30 марта 2009, 14:40

Боль не утихает

     Есть такая французская, кажется, поговорка: все кладбища заполнены незаменимыми людьми. Подлая поговорка. И лживая. Здесь истина принесена в жертву хлесткому словцу, и, боюсь, первым эту псевдоаксиому выдал какой-то мой коллега, и в самой этой фразе, кажется, слышишь самодовольный тон, каким она была впервые произнесена, и видишь усмешку, пробежавшую по пустой морде.

     Как нетрудно догадаться, на размышления на вечные темы меня навела недавняя смерть нашего главного редактора Владимира Михайловича Кучмия. Незаменимого человека, которого мы на прошлой неделе проводили на кладбище, где стояли все какие-то маленькие, нелепые со своими цветочками и потерянными взглядами, жалеющие не то его, не то себя, которым неизбежно когда-нибудь придется повторить этот путь. При одной этой мысли становится тошно. Но речь сейчас не о нас, а о нем.

     Господи, как легко впасть в пошлость, когда говоришь о чем-то серьезном. Я вот думал, как назвать эти заметки, и в голове все вертелось что-то вроде "Прощания с Михалычем". Ужас. От боли притупляются и ум, и вкус. Какой он мне Михалыч? Я даже про себя никогда так его не называл. Только Кучмий или Владимир Михайлович, но смерть вызывает растерянность, а от нее тянет в панибратство.

     Не хочу лезть в друзья к покойнику, как это у нас принято. Мы не были друзьями. Мы просто очень хорошо друг к другу относились, при этом его авторитет был для меня непререкаемым. Кажется, Кучмий был единственным человеком, с кем я не решался спорить, хотя он-то как раз никогда не считал свое мнение истиной в последней инстанции.

     Мысли путаются. Начал об одном, продолжил о другом. Да, я хотел сказать о незаменимости. Все правильно: незаменимых, как и заменимых, неизбежно рано или поздно относят на кладбище. Но незаменимых относят туда только тогда, когда они уже сделают свое дело, которое без них не сделал бы никто. Вот и вся разница.

     Я пришел в "Спорт-Экспресс" в октябре 1991 года. Газета была образована за пару месяцев до этого двенадцатью журналистами, одним из них был Владимир Михайлович, а из остальных одиннадцати несколько человек в разное время говорили мне потом совершенно одно и то же, сами того не зная, повторяя друг друга: "Мы все ушли "под Кучмия". Все сначала спрашивали: "А Кучмий про идею знает?" - а узнав, что не только знает, а является душой этой идеи, присоединялись". Думаю, не разглашу большую тайну, сказав это.
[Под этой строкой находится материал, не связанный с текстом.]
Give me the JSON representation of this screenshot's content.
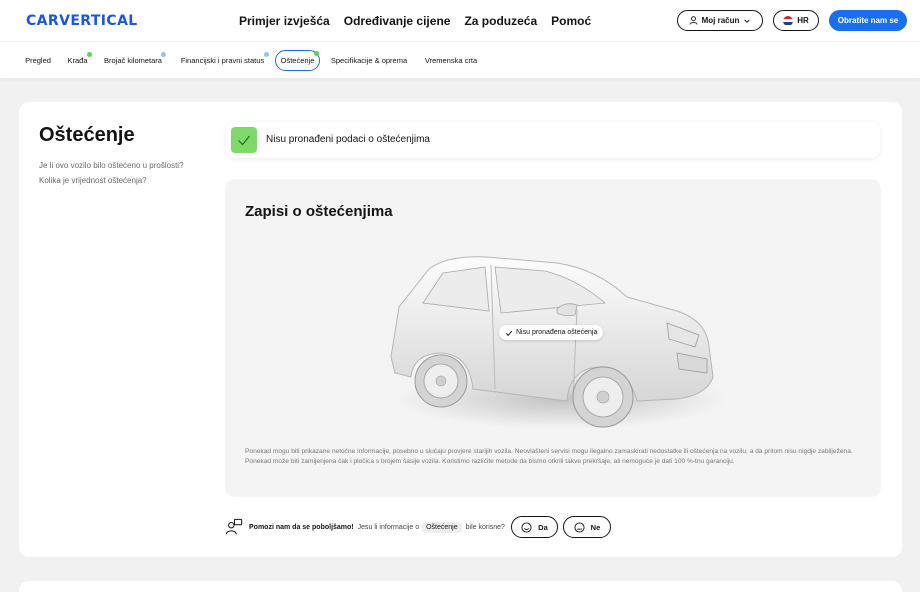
{
  "header": {
    "logo": "CARVERTICAL",
    "nav": [
      "Primjer izvješća",
      "Određivanje cijene",
      "Za poduzeća",
      "Pomoć"
    ],
    "account_label": "Moj račun",
    "lang_label": "HR",
    "contact_label": "Obratite nam se"
  },
  "subnav": {
    "items": [
      {
        "label": "Pregled"
      },
      {
        "label": "Krađa"
      },
      {
        "label": "Brojač kilometara"
      },
      {
        "label": "Financijski i pravni status"
      },
      {
        "label": "Oštećenje"
      },
      {
        "label": "Specifikacije & oprema"
      },
      {
        "label": "Vremenska crta"
      }
    ],
    "active": "Oštećenje",
    "dot_colors": {
      "green": "#5ccf5c",
      "blue": "#8fc6f0"
    }
  },
  "section": {
    "title": "Oštećenje",
    "desc_line1": "Je li ovo vozilo bilo oštećeno u prošlosti?",
    "desc_line2": "Kolika je vrijednost oštećenja?",
    "banner_text": "Nisu pronađeni podaci o oštećenjima",
    "records_title": "Zapisi o oštećenjima",
    "car_tag": "Nisu pronađena oštećenja",
    "disclaimer": "Ponekad mogu biti prikazane netočne informacije, posebno u slučaju provjere starijih vozila. Neovlašteni servisi mogu ilegalno zamaskirati nedostatke ili oštećenja na vozilu, a da pritom nisu nigdje zabilježena. Ponekad može biti zamijenjena čak i pločica s brojem šasije vozila. Koristimo različite metode da bismo otkrili takve prekršaje, ali nemoguće je dati 100 %-tnu garanciju."
  },
  "feedback": {
    "strong": "Pomozi nam da se poboljšamo!",
    "text": "Jesu li informacije o",
    "chip": "Oštećenje",
    "text2": "bile korisne?",
    "yes": "Da",
    "no": "Ne"
  },
  "colors": {
    "brand": "#1a56e0",
    "accent": "#1a6ef0",
    "success": "#7ed96a"
  }
}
     Кучмий сделал то, что мог сделать только он, и без него хоть на малую толику изменилась бы жизнь миллионов людей в нашей стране. В ней не было бы нашей газеты, с которой для многих начинается день, а мы сами были бы какими-то другими. Я, например, скорее всего, никогда не стал бы журналистом. Денег от этого у меня, наверное, было бы больше, а вот удовольствия от жизни я получил бы куда меньше. И не было бы той отдушины, какой стала для меня наша редакция, в этом скотском мире, где разная мразь подрезает тебя на дороге, готовая пожертвовать, если понадобится, даже твоей жизнью только ради того, чтобы на секунду раньше успеть по своим делам. А потом вечером в компании с такой же мразью порассуждать о нашей особой духовности и доброте, до которых всем остальным тянуться не дотянуться. И все это под телевизор, из которого будут говорить о том же, забывая, что праведников, которые сами себя хвалят, не бывает или это уже не праведники. Опять меня куда-то заносит, но все это, наверное, имеет какое-то отношение к смерти Владимира Михайловича, раз она вызывает эти мысли.

     Я никогда не слышал, чтобы он себя хвалил. Всегда "мы", всегда "наша команда", хотя уж с его-то стороны не было бы никаким грехом сказать, что то или это сделал лично он, потому что это была чистая правда.

     Много лет назад, когда я прочел "По ком звонит колокол" Хемингуэя, то подумал, что со стороны автора было очень опрометчиво брать эпиграф из проповеди Джона Донна, который был не только деканом собора св. Павла, но и одним из величайших английских поэтов, потому что во всем романе нет ничего равного этому эпиграфу.

     "…если Волной снесет в море береговой Утес, меньше станет Европа… смерть каждого человека умаляет и меня, ибо я един со всем Человечеством, а потому не спрашивай никогда, по ком звонит Колокол: он звонит по Тебе".

     Михалыч, без тебя… О, Господи, простите ради Бога. Владимир Михайлович, без Вас мы все стали меньше. Намного.